Early detection of GBS may decrease or reverse disease progression. Initiation of Intravenous Immunoglobulin (IVIG) therapy is an option. Plasmapheresis is another therapeutic option for GBS.

CONCLUSION

Novel pathogens carry with them new pathologies that require elucidation. SARS-CoV-2 exemplifies this idea, and has been implicated in a variety of unusual pathologies not commonly associated with viral infection. Several cases of Guillain-Barre Syndrome associated with COVID-19 have been reported. Our case is unique in that the patient did not present with any overt signs of COVID-19 infection, such as respiratory symptoms.
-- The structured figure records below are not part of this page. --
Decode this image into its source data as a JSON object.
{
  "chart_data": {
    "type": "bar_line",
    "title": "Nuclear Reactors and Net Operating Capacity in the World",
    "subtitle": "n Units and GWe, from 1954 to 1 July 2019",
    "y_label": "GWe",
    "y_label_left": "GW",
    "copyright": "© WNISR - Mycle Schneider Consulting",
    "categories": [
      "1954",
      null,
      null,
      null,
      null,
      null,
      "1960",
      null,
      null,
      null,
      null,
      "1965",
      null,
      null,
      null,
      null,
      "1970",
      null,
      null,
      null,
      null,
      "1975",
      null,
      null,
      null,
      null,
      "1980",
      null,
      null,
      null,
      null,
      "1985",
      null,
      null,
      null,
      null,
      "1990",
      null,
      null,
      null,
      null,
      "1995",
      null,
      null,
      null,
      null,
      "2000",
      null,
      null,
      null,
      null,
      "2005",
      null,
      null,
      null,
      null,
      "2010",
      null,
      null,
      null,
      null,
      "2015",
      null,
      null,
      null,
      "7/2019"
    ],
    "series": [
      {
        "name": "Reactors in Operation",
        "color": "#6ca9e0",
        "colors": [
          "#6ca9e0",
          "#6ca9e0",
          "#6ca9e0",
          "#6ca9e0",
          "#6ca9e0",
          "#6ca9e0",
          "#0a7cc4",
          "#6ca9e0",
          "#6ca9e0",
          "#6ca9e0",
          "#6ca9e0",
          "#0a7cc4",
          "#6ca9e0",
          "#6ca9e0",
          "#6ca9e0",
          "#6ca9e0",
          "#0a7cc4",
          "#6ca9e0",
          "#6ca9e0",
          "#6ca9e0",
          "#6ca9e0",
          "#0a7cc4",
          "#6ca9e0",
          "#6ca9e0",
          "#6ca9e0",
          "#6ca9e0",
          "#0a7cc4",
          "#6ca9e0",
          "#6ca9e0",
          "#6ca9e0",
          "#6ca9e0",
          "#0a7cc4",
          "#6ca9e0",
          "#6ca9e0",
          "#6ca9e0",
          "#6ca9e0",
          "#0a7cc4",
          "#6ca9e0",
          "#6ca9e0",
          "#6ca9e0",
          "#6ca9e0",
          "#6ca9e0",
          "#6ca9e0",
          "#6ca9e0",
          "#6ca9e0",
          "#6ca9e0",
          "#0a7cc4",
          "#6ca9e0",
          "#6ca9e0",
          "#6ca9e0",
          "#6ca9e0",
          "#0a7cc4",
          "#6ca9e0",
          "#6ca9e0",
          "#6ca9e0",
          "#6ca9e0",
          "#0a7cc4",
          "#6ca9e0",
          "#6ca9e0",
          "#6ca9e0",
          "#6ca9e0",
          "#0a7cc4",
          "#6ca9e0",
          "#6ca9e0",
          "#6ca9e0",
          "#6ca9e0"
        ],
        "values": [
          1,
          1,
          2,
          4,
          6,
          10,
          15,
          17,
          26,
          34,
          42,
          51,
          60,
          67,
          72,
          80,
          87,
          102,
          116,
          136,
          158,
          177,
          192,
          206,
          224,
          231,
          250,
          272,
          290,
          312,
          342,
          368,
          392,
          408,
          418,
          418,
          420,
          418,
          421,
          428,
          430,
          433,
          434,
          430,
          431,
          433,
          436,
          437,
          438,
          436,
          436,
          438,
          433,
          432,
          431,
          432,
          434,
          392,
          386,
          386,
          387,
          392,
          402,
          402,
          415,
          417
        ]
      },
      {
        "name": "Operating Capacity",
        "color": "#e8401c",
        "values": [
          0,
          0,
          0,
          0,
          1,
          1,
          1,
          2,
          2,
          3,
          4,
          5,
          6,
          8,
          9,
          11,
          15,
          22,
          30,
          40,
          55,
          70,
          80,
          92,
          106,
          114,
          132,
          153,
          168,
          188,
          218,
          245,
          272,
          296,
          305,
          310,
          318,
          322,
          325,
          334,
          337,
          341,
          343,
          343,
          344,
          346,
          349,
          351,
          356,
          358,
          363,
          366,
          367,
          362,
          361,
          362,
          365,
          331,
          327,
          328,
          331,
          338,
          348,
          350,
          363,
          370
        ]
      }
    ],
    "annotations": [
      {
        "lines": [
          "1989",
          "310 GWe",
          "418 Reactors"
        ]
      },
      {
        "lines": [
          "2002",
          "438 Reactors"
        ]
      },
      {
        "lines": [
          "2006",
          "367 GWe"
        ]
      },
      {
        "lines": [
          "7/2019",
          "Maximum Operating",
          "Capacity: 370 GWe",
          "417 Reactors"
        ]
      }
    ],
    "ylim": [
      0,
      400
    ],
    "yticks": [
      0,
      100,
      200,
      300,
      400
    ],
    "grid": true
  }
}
COVID-19 should be considered in any patient with acute ascending symmetrical weakness, paresthesias, and historical features of GBS; likewise the reverse is true, any patient with COVID-19 should receive a neurological exam and historical questions relating to motor strength.

REFERENCES

  1. Caress JB, Castoro RJ, Simmons Z, Scelsa SN, Lewis RA, Ahlawat A, et al. (2020). COVID-19-associated Guillain-Barré syndrome: The early pandemic experience. Muscle Nerve. 62(4):485-491.
  2. Scheidl E, Canseco DD, Hadji-Naumov A, Bereznai B. (2020). Guillain-Barré syndrome during SARS-CoV-2 pandemic: A case report and review of recent literature. J Peripher Nerv Syst. 25(2):204-207.
  3. Rajdev K, Victor N, Buckholtz ES, Hariharan P, Saeed MA, Hershberger DM, et al. (2020). A Case of Guillain-Barré Syndrome Associated With COVID-19. J Investig Med High Impact Case Rep. 8:2324709620961198.
  4. Rana S, Lima AA, Chandra R, Valeriano J, Desai T, Freiberg W, et al. (2020). Novel Coronavirus (COVID-19)-Associated Guillain-Barré Syndrome: Case Report. J Clin Neuromuscul Dis. 21(4):240-242.